As you can see, the warm ocean plume is still moving to the east. The warm water itself creates a crisis for sea life, the salinity has dropped, and the winds that bring nutrients from the northern areas are blocked. From Freeland and Whitney,
Wind anomalies (Fig. 2a) show the cause of the warm anomalies in the ocean’s surface layer to be an unusual flow from the south as the North Pacific high pressure cell expanded northward. This pattern disrupted the path of the westerly winds that cross the subarctic Pacific, winds that normally transport nutrients from the subarctic North Pacific into the subtropics during winter… Without nutrients from the subarctic, the productivity of subtropical waters must decline.
An ecological crisis in the Pacific is launched, simply from the warm water, even not regarding the deadly radiation itself. It affects life in areas far away from the contaminated waters through changes in the wind patterns.
“As temperature rises, the zooplankton start to grow faster than the phytoplankton,” O’Connor explains. “The zooplankton are more abundant and faster-growing, and are able to eat all the phytoplankton in warmer water. This creates a bottleneck in the food chain that could have large implications for the ocean’s food web. (link)
Phytoplankton contribute up to 50% of the planet’s oxygen supply.

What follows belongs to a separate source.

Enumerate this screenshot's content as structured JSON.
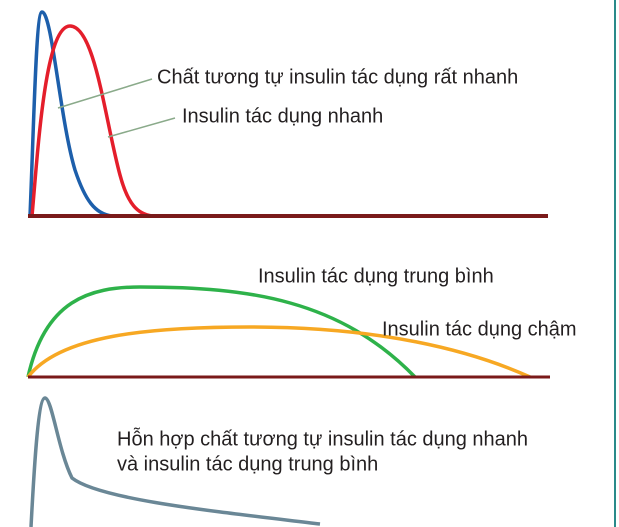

And this warm water is already profoundly affecting the climate of North America. The 500 mb geopotential height represents the temperature of the air at 18,000 feet. High values of this height (a ridge) correspond to warm temperatures, and low values (a trough) to cold.
Warm heights mean that the air is sinking, and little or no precipitation forms, and the surface air temperature is warm. Cold heights mean higher precipitation and cold surface temperatures. Air moves clockwise around the ridge, pushing north into the Arctic, where it pushes down cold air from these regions to the eastern US.
Last winter featured warm and dry conditions in the west, while the east had a cold and snowy winter. This is likely to happen again this coming winter.
And the ridge in the west has caused drought conditions in California:
The contaminated water will not move out for many years, but decay heat release will continue, so look for Pacific sea surface temperatures to keep increasing, and the drought to continue.